Essendo una scelta di coerenza e fedeltà, non può che essere estremamente
impegnativo. Serve il coraggio di camminare da soli, di essere minoranza,
di andare contro la morale comune, di accettare una condanna affinché
un giorno quella scelta diventi un diritto. Don Milani, parlando degli
ODC, così rispose ai cappellani militari che bollarono gli obiettori
come vili: "La sentenza umana che li ha condannati dice solo che hanno
disobbedito alla legge degli uomini, non che sono vili...Aspettate
ad insultarli. Domani forse scoprirete che sono dei profeti. Certo
il luogo dei profeti è la prigione, ma non è bello star dalla parte
di chi ce li tiene".
A questo punto possiamo togliere l'obiezione di coscienza dalla sua
accezione negativa di rifiuto di qualcosa, sia pure ingiusto.
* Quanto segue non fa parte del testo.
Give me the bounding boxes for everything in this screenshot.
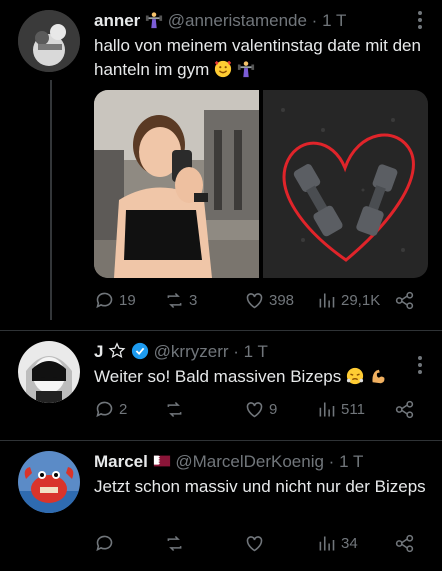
timestamp[interactable]: 1 T — [244, 342, 268, 361]
star-outline-icon — [108, 342, 131, 361]
weightlifter-emoji-icon — [145, 11, 168, 30]
views-count: 511 — [341, 401, 365, 418]
like-button[interactable]: 398 — [244, 290, 294, 311]
share-button[interactable] — [394, 533, 419, 554]
dumbbells-heart-image[interactable] — [263, 90, 428, 278]
gym-selfie-image[interactable] — [94, 90, 259, 278]
like-button[interactable]: 9 — [244, 399, 277, 420]
reply-button[interactable] — [94, 533, 119, 554]
timestamp[interactable]: 1 T — [322, 11, 346, 30]
share-icon — [395, 400, 414, 419]
like-button[interactable] — [244, 533, 269, 554]
avatar-j[interactable] — [18, 341, 80, 403]
separator-dot: · — [311, 11, 318, 30]
author-handle[interactable]: @MarcelDerKoenig — [175, 452, 324, 471]
avatar-marcel[interactable] — [18, 451, 80, 513]
share-icon — [395, 534, 414, 553]
retweet-button[interactable]: 3 — [164, 290, 197, 311]
tweet-text: Jetzt schon massiv und nicht nur der Biz… — [94, 477, 426, 496]
flexed-biceps-emoji-icon — [369, 367, 387, 386]
author-name[interactable]: anner — [94, 11, 140, 30]
retweet-icon — [167, 292, 182, 309]
flag-qatar-icon — [153, 452, 176, 471]
weightlifter-emoji-icon — [237, 60, 255, 79]
author-handle[interactable]: @krryzerr — [154, 342, 229, 361]
heart-icon — [246, 402, 263, 418]
views-button[interactable]: 29,1K — [316, 290, 380, 311]
reply-icon — [96, 292, 113, 309]
views-count: 29,1K — [341, 292, 381, 309]
separator-dot: · — [233, 342, 239, 361]
separator-dot: · — [328, 452, 335, 471]
more-options-icon[interactable] — [418, 8, 424, 32]
reply-button[interactable]: 2 — [94, 399, 127, 420]
heart-icon — [246, 536, 263, 552]
retweet-button[interactable] — [164, 533, 189, 554]
timestamp[interactable]: 1 T — [339, 452, 363, 471]
like-count: 9 — [269, 401, 278, 418]
retweet-button[interactable] — [164, 399, 189, 420]
tweet-text-body: Weiter so! Bald massiven Bizeps — [94, 367, 342, 386]
tweet-text: hallo von meinem valentinstag date mit d… — [94, 34, 428, 82]
views-button[interactable]: 511 — [316, 399, 365, 420]
reply-icon — [96, 535, 113, 552]
smiling-face-with-hearts-emoji-icon — [214, 60, 237, 79]
share-button[interactable] — [394, 290, 419, 311]
avatar-anner[interactable] — [18, 10, 80, 72]
tweet-text-body: hallo von meinem valentinstag date mit d… — [94, 36, 421, 79]
verified-badge-icon[interactable] — [131, 342, 154, 361]
reply-count: 19 — [119, 292, 136, 309]
reply-count: 2 — [119, 401, 128, 418]
face-with-steam-emoji-icon — [346, 367, 369, 386]
author-handle[interactable]: @anneristamende — [168, 11, 307, 30]
views-icon — [319, 402, 335, 417]
author-name[interactable]: J — [94, 342, 103, 361]
share-icon — [395, 291, 414, 310]
retweet-icon — [167, 535, 182, 552]
views-count: 34 — [341, 535, 358, 552]
views-button[interactable]: 34 — [316, 533, 358, 554]
like-count: 398 — [269, 292, 295, 309]
reply-button[interactable]: 19 — [94, 290, 136, 311]
more-options-icon[interactable] — [418, 353, 424, 377]
heart-icon — [246, 293, 263, 309]
tweet-reply-2[interactable]: Marcel @MarcelDerKoenig · 1 T Jetzt scho… — [0, 441, 442, 571]
share-button[interactable] — [394, 399, 419, 420]
tweet-text: Weiter so! Bald massiven Bizeps — [94, 365, 428, 389]
retweet-count: 3 — [189, 292, 198, 309]
reply-icon — [96, 401, 113, 418]
views-icon — [319, 293, 335, 308]
tweet-reply-1[interactable]: J @krryzerr · 1 T Weiter so! Bald massiv… — [0, 331, 442, 441]
tweet-media[interactable] — [94, 90, 428, 278]
tweet-main[interactable]: anner @anneristamende · 1 T hallo von me… — [0, 0, 442, 330]
views-icon — [319, 536, 335, 551]
author-name[interactable]: Marcel — [94, 452, 148, 471]
retweet-icon — [167, 401, 182, 418]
Un comportamento
nonviolento non è mai passivo, solo rifiuto, ma è sempre un atteggiamento
propositivo.
Capitini affermava nel 1949: "L'ODC non è un atto negativo, ma affermativo
di un valore, di una visione ideale, fondazione di un rapporto spirituale".
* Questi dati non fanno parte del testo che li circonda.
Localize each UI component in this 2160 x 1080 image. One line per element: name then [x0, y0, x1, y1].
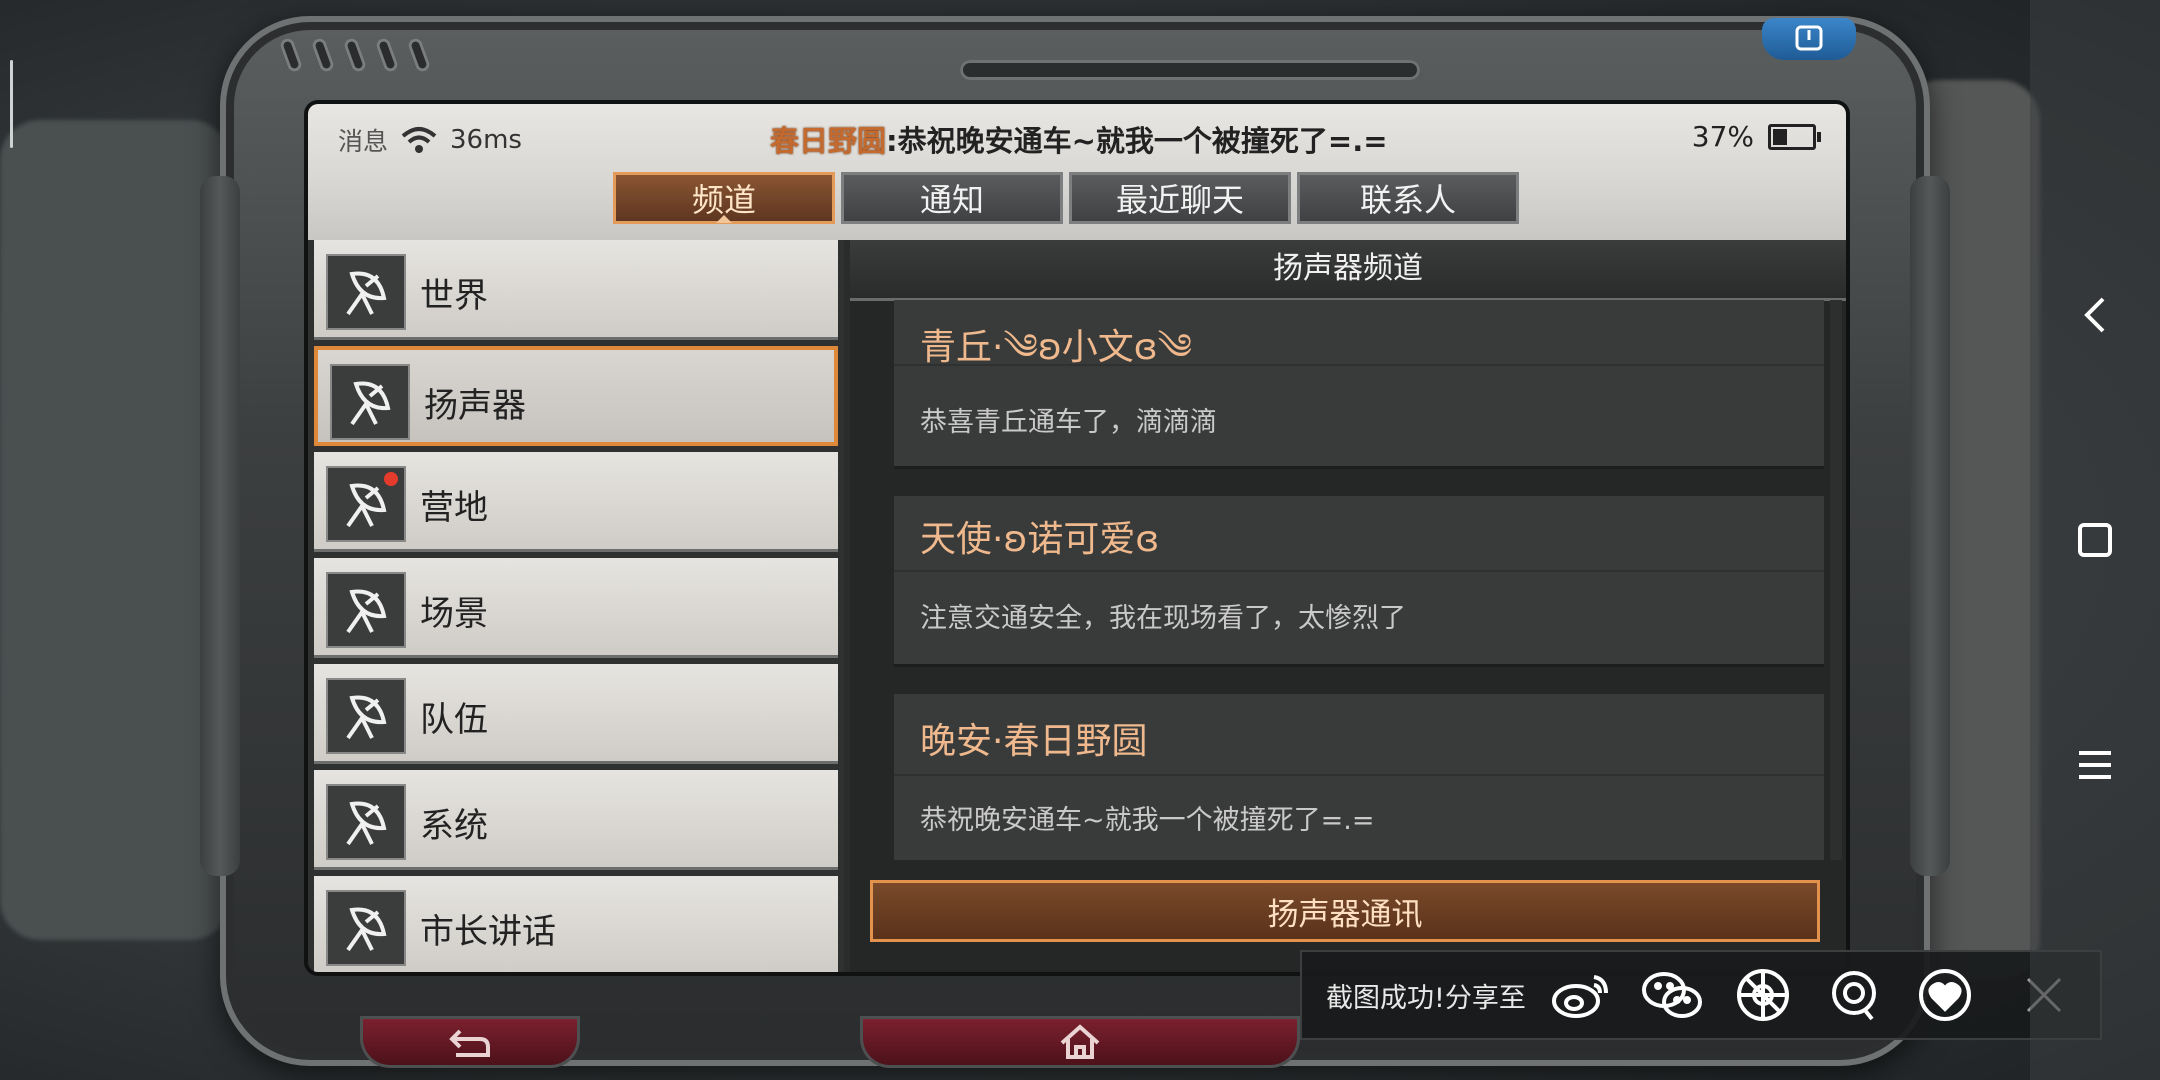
nav-menu-button[interactable] [2030, 725, 2160, 805]
channel-item-team[interactable]: 队伍 [314, 664, 838, 764]
frame-side-right [1910, 176, 1950, 876]
messages-label: 消息 [338, 127, 389, 156]
message-sender[interactable]: 天使·ʚ诺可爱ɞ [920, 510, 1159, 562]
satellite-dish-icon [326, 890, 406, 966]
channel-item-mayor[interactable]: 市长讲话 [314, 876, 838, 972]
channel-list: 世界 扬声器 营地 场景 队伍 系统 市长讲话 [308, 240, 844, 972]
moments-icon[interactable] [1728, 960, 1798, 1030]
frame-top-bar [960, 60, 1420, 80]
tab-notifications[interactable]: 通知 [841, 172, 1063, 224]
wechat-icon[interactable] [1637, 960, 1707, 1030]
home-button[interactable] [860, 1016, 1300, 1068]
ping-value: 36ms [450, 125, 522, 155]
message-item: 晚安·春日野圆 恭祝晚安通车~就我一个被撞死了=.= [894, 694, 1824, 860]
channel-item-scene[interactable]: 场景 [314, 558, 838, 658]
message-item: 天使·ʚ诺可爱ɞ 注意交通安全，我在现场看了，太惨烈了 [894, 496, 1824, 667]
tab-recent-chats-label: 最近聊天 [1115, 181, 1244, 219]
chevron-left-icon [2084, 297, 2105, 333]
message-sender[interactable]: 晚安·春日野圆 [920, 712, 1147, 764]
marquee-text: :恭祝晚安通车~就我一个被撞死了=.= [886, 124, 1388, 158]
frame-side-left [200, 176, 240, 876]
channel-label: 世界 [420, 276, 488, 316]
qq-icon[interactable] [1819, 960, 1889, 1030]
background-blur-left [0, 120, 230, 940]
speaker-marquee: 春日野圆:恭祝晚安通车~就我一个被撞死了=.= [770, 118, 1388, 160]
power-icon [1795, 25, 1823, 51]
frame-vent-1 [278, 36, 304, 74]
message-text: 恭喜青丘通车了，滴滴滴 [920, 407, 1217, 438]
menu-icon [2079, 751, 2111, 779]
power-button[interactable] [1762, 18, 1856, 60]
message-sender[interactable]: 青丘·༄ʚ小文ɞ༄ [920, 306, 1192, 408]
status-area: 消息 36ms 春日野圆:恭祝晚安通车~就我一个被撞死了=.= 37% 频道 通… [308, 104, 1846, 240]
tab-notifications-label: 通知 [919, 181, 984, 219]
system-nav-bar [2030, 0, 2160, 1080]
message-text: 恭祝晚安通车~就我一个被撞死了=.= [920, 805, 1375, 836]
channel-label: 系统 [420, 806, 488, 846]
wifi-icon [400, 126, 438, 154]
channel-label: 营地 [420, 488, 488, 528]
frame-vent-5 [406, 36, 432, 74]
tab-recent-chats[interactable]: 最近聊天 [1069, 172, 1291, 224]
tab-contacts[interactable]: 联系人 [1297, 172, 1519, 224]
screenshot-share-toast: 截图成功!分享至 [1300, 950, 2102, 1040]
message-item: 青丘·༄ʚ小文ɞ༄ 恭喜青丘通车了，滴滴滴 [894, 300, 1824, 469]
edge-indicator [10, 60, 13, 148]
satellite-dish-icon [326, 572, 406, 648]
channel-item-world[interactable]: 世界 [314, 240, 838, 340]
message-list[interactable]: 青丘·༄ʚ小文ɞ༄ 恭喜青丘通车了，滴滴滴 天使·ʚ诺可爱ɞ 注意交通安全，我在… [894, 300, 1824, 860]
return-arrow-icon [449, 1029, 490, 1057]
satellite-dish-icon [326, 466, 406, 542]
channel-label: 市长讲话 [420, 912, 556, 952]
message-text: 注意交通安全，我在现场看了，太惨烈了 [920, 603, 1406, 634]
frame-vent-2 [310, 36, 336, 74]
back-button[interactable] [360, 1016, 580, 1068]
channel-label: 场景 [420, 594, 488, 634]
satellite-dish-icon [330, 364, 410, 440]
satellite-dish-icon [326, 784, 406, 860]
home-icon [1060, 1024, 1100, 1059]
pane-title: 扬声器频道 [850, 240, 1846, 301]
tab-bar: 频道 通知 最近聊天 联系人 [613, 172, 1519, 224]
tab-contacts-label: 联系人 [1359, 181, 1456, 219]
phone-screen: 消息 36ms 春日野圆:恭祝晚安通车~就我一个被撞死了=.= 37% 频道 通… [308, 104, 1846, 972]
satellite-dish-icon [326, 254, 406, 330]
tab-channels[interactable]: 频道 [613, 172, 835, 224]
frame-vent-3 [342, 36, 368, 74]
satellite-dish-icon [326, 678, 406, 754]
frame-vent-4 [374, 36, 400, 74]
battery-fill [1773, 128, 1787, 145]
share-label: 截图成功!分享至 [1326, 982, 1526, 1014]
status-right: 37% [1691, 120, 1821, 153]
nav-recents-button[interactable] [2030, 500, 2160, 580]
nav-back-button[interactable] [2030, 275, 2160, 355]
message-scrollbar[interactable] [1830, 300, 1842, 860]
weibo-icon[interactable] [1546, 960, 1616, 1030]
channel-label: 队伍 [420, 700, 488, 740]
channel-item-system[interactable]: 系统 [314, 770, 838, 870]
square-icon [2078, 523, 2112, 557]
battery-icon [1768, 123, 1821, 150]
speaker-channel-pane: 扬声器频道 青丘·༄ʚ小文ɞ༄ 恭喜青丘通车了，滴滴滴 天使·ʚ诺可爱ɞ 注意交… [850, 240, 1846, 972]
battery-percent: 37% [1691, 120, 1754, 153]
channel-item-camp[interactable]: 营地 [314, 452, 838, 552]
status-left: 消息 36ms [338, 122, 522, 158]
qzone-icon[interactable] [1910, 960, 1980, 1030]
message-divider [894, 774, 1824, 776]
channel-label: 扬声器 [424, 386, 526, 426]
channel-item-speaker[interactable]: 扬声器 [314, 346, 838, 446]
message-divider [894, 364, 1824, 366]
marquee-sender[interactable]: 春日野圆 [770, 124, 886, 158]
tab-channels-label: 频道 [691, 181, 756, 219]
message-divider [894, 570, 1824, 572]
speaker-send-button[interactable]: 扬声器通讯 [870, 880, 1820, 942]
unread-badge-dot [384, 472, 398, 486]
Allora dire no al sistema militare, al suo esercito, alla sua obbedienza
cieca, alla sua guerra giusta, in realtà è un dire sì alla convivenza
tra i popoli, tutti fratelli, è dire sì all'obbedienza alla propria
coscienza ed alla responsabilità verso gli altri, è dire sì ad un uso
attento del nostro denaro e dire sì ai sistemi di credito alternativo
che non usano i nostri soldi per strangolare i popoli del sud con il
debito internazionale o per finanziare loschi trafficanti di armi,
è dire sì alla DPN come alternativa democratica e non violenta all'esercito,
è dire sì alla disobbedienza civile, allo sciopero e a tutte le latre
forme di lotta nonviolenta.
Dire no all'aborto è un dire sì alla vita che nasce ed alla vita che
è nata, è dire sì ad una vita dignitosa, libera dalla povertà, dalle
ingiustizie e dagli sfruttamenti, è dire sì ad una legge che sconfigga
l'aborto clandestino, ma soprattutto che educhi a rapporti sani e ad
una paternità e maternità responsabile, sia verso il futuro figlio
che verso tutto il resto del mondo già sovrappopolato, è dire sì alla
vita dell'innocente ma anche a quella del condannato a morte da una
giustizia che abbandona gli ultimi invece di recuperarli.
Dire no alle fabbriche ed alle pratiche che distruggono il nostro ambiente,
e quindi noi stessi, è dire sì ad un pianeta in equilibrio, è dire
sì alle generazioni che verranno dopo di noi e che ci hanno, incautamente,
lasciato in gestione l'ambiente in cui dovranno vivere, è dire sì ai
popoli del sud che si vedono derubati le risorse alimentari per ricevere
in cambio i nostri rifiuti tossici, è dire sì al commercio equo e solidale,
perché non di carità hanno bisogno i popoli del sud, ma di giustizia.
E' evidente che per un programma del genere non basta una vita!